Cambio de paradigma en la protesta puertorriqueña
El sistema social es de dominación y la parte dominante
no puede ser movida a escuchar una argumentación o
a aceptar algún tipo de reciprocidad,
a menos que se le fuerce a prestar atención.[1]
–Agnes Heller
Mucho se analizará sobre estos procesos de participación ciudadana, particularmente cuando se tenga más perspectiva histórica sobre lo ocurrido. Por ahora, quizá sea pertinente decir que el paradigma de la protesta en Puerto Rico se ha transformado durante estos eventos. El cambio paradigmático no ha sucedido sólo por el efecto inmediato de la renuncia de Ricardo Rosselló, que es más una destitución popular que una renuncia voluntaria. Tampoco por su importante aspecto cuantitativo en términos de convocatoria. Esos aspectos han sido más que relevantes durante estas formas de hacer política al margen de las instituciones oficiales del Estado. Sin embargo, hay algo que hace de este proceso uno más peligroso para las usuales formas de gobernanza que se han ejercido a lo largo de tantas décadas en la Isla. Su transversalidad, unida a una potente utilización de la tecnología, ha permitido aunar de forma coherente una pluralidad ciudadana sumamente difícil de articular bajo objetivos políticos comunes. No es un aspecto novel en algunas formas de protesta a nivel internacional, pero en Puerto Rico ha tenido un especial arraigo durante este proceso. Usualmente las protestas contra lo institucional o policial -como forma de dominación- suelen enfrentarse a cacofonías que debilitan su potencial de efectividad. En parte, estas cacofonías surgen de pretensiones particulares de reconocimiento y dirección dentro de un proceso complejo de articulación de voluntad política. La pluralidad es tanto un aliciente como un escollo.

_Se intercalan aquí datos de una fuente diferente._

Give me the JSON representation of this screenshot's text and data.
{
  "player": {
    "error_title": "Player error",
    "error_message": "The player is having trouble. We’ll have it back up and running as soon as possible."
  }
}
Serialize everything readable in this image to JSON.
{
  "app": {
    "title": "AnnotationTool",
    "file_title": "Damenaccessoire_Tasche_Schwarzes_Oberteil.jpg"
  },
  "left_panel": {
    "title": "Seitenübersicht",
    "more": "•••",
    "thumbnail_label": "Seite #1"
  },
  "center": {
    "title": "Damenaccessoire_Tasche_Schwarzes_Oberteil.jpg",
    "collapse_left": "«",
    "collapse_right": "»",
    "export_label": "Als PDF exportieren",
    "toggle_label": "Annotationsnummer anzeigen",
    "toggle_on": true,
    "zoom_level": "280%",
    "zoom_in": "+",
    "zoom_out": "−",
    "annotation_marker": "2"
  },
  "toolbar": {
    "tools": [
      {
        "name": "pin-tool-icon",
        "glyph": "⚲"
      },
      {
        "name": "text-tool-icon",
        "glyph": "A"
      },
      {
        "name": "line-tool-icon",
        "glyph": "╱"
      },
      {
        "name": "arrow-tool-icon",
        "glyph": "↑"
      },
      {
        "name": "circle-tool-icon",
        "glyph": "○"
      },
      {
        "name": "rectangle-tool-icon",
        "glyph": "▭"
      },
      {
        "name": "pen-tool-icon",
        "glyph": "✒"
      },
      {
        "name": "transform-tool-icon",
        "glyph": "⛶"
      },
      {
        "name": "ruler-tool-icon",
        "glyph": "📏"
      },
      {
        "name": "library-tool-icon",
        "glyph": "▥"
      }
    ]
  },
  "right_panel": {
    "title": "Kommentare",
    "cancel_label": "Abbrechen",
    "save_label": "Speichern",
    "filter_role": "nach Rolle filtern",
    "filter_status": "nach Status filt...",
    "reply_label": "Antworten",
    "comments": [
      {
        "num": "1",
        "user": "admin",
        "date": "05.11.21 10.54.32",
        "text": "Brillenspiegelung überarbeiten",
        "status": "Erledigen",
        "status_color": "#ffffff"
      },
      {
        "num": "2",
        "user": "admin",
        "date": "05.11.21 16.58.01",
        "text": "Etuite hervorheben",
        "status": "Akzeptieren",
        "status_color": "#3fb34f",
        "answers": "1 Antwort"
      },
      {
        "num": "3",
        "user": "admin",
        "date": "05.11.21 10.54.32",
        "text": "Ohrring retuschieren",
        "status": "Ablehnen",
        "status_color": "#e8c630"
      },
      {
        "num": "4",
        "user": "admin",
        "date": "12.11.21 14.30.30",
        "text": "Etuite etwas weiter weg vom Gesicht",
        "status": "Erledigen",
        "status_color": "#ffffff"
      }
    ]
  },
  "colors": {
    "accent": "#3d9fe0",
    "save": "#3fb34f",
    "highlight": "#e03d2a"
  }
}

En este caso en particular, sin embargo, esas contradicciones internas se han ido trascendiendo de forma pragmática. Eso no ha permitido, pese a los exiguos intentos, la imposición de un relato reaccionario que categoriza a los manifestantes como “los/as mismos/as de siempre”. Relato tan relevante y efectivo para el poder institucional y hegemónico durante tanto tiempo. Por más paradójico que sea, y por más retos que represente, el rechazo a las instituciones tradicionales se ha convertido en un acierto práctico para esta superación de potenciales disonancias en la articulación de un mensaje político. Otro hubiese sido el escenario, probablemente, si varios partidos políticos hubiesen competido por cierto protagonismo o relevancia dentro de estos procesos. Bajo el paradigma de estas protestas masivas, el manifestante se ha representado como un ciudadano o una ciudadana, no como un militante de cierto grupo político o proselitista con sus intereses particulares. Esto no significa que quien pertenece a un partido político institucional se desvistió de ideología de un día para otro, sino que por razones pragmáticas prevaleció la no identificación de estos procesos con una suma de facciones proselitistas. Simbólicamente, en mayor grado, no se percibió un mar de banderas e iconografía de partidos políticos tradicionales, sino iconografía de movimientos más transversales de la sociedad civil.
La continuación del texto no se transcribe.